José Ramón Fernández (1923–2019) was born in Cuba in 1923. As a young military officer, he opposed the US-backed dictatorship of Fulgencio Batista imposed on Cuba through a March 1952 coup. Together with other similarly inclined officers and men, Fernández worked in secrecy to depose the brutal regime. He was part of an unsuccessful revolt on April 4, 1956, by army officers who became popularly known as “los puros” (the pure ones). For his participation in that failed attempt, Fernández was arrested, court-martialed, and incarcerated by the Batista regime in the infamous penitentiary on the Isle of Pines. He remained in prison for almost three years.
On the Isle of Pines, Fernández came to know a number of revolutionary-minded fellow prisoners, including members and leaders of the July 26 Movement, and was won to their political perspective. For more than a year he acted as military instructor to these political prisoners, who organized their own battalion within the prison.
On January 1, 1959, news reached the prison of Batista’s flight from Cuba in face of the advancing Rebel Army backed by a general strike and growing revolutionary upsurge throughout the country.
The political prisoners demanded immediate release. Hasty consultations ensued between the military commander of the Isle of Pines and high-ranking officers in the capital who were scrambling to pull together a government to replace Batista’s in hopes of preventing the Rebel Army from seizing the Havana and Santiago de Cuba garrisons. A few hours later the commander, accompanied by a score of military officers who had been released from detention, flew off to Havana.

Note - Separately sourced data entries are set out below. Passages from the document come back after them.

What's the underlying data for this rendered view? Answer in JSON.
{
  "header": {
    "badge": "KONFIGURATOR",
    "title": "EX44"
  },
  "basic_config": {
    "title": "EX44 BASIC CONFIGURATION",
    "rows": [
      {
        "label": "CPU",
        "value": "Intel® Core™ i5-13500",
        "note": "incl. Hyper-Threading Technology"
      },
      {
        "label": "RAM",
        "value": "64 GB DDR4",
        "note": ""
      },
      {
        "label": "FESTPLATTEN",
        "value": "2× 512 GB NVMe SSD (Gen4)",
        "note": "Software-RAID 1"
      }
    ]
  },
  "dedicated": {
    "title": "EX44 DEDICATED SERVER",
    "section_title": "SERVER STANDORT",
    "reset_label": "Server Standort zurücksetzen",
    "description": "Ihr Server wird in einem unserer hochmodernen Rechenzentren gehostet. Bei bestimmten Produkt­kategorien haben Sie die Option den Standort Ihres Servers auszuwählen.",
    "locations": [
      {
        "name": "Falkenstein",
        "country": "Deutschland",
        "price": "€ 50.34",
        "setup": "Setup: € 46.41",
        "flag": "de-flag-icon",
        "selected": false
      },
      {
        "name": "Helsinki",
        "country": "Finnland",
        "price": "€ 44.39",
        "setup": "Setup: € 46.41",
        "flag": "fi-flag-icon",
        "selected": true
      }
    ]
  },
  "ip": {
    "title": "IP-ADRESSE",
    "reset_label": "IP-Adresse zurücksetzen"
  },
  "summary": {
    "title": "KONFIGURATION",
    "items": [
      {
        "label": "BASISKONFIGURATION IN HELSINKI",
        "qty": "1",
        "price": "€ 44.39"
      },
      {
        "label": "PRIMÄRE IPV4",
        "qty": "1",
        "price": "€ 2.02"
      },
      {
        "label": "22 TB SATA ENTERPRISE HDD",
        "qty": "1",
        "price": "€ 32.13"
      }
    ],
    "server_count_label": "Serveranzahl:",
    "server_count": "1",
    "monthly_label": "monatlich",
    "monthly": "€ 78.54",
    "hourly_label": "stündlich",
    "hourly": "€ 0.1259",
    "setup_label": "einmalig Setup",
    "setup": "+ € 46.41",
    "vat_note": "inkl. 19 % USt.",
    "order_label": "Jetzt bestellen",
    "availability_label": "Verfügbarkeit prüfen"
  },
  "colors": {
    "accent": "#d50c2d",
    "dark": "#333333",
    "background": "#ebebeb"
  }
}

Fernández, who was working closely with imprisoned July 26 Movement leader Armando Hart, was among the officers released. He headed not for the airport but for the Isle of Pines garrison, where he ordered the soldiers to lay down their arms, assuring them there would be no persecution of those who had committed no crimes. They obeyed. Then, with four or five soldiers who had never displayed animosity toward the prisoners, Fernández headed to the cellblock. With a machine gun targeting the guard post in front of the entrance, Fernández ordered the gates immediately opened. They were. The July 26 Movement battalion he had trained lined up in disciplined formation and marched out of the prison.
Fernández and Hart, at the head of the battalion, quickly took control of the Isle of Pines, with Fernández its military commander. Forty-eight hours later, he was summoned to Havana.
Rebel Army commander in chief Fidel Castro asked Fernández to head up the school for cadets to train Cuba’s new revolutionary armed forces. Fernández replied that he’d already been offered a job as manager of a sugar mill. Asked how much the job paid, Fernández answered 1,000 pesos a month. Castro said the revolutionary government couldn’t pay that much.
Fernández argued he didn’t feel worthy of the assignment being offered him.
“I think you’re right,” said Castro, exasperated. “You go off to the sugar mill. I’ll go off to write a book. And let the revolution go to hell!”
That day Fernández accepted assignment as director of the school for cadets.
In April 1961, working directly under Castro, Fernández was the field commander at Playa Girón, where the popular militias and Revolutionary Armed Forces defeated the US-organized Bay of Pigs invasion force in seventy-two hours of combat.
For a decade beginning in 1972, Fernández served as Cuba’s minister of education.
Following his active duty, José Ramón Fernández was vice president of the executive committee of the Council of Ministers, and was president of the Cuban Olympic Committee. He was a member of the Central Committee of the Communist Party of Cuba, and a deputy to the National Assembly.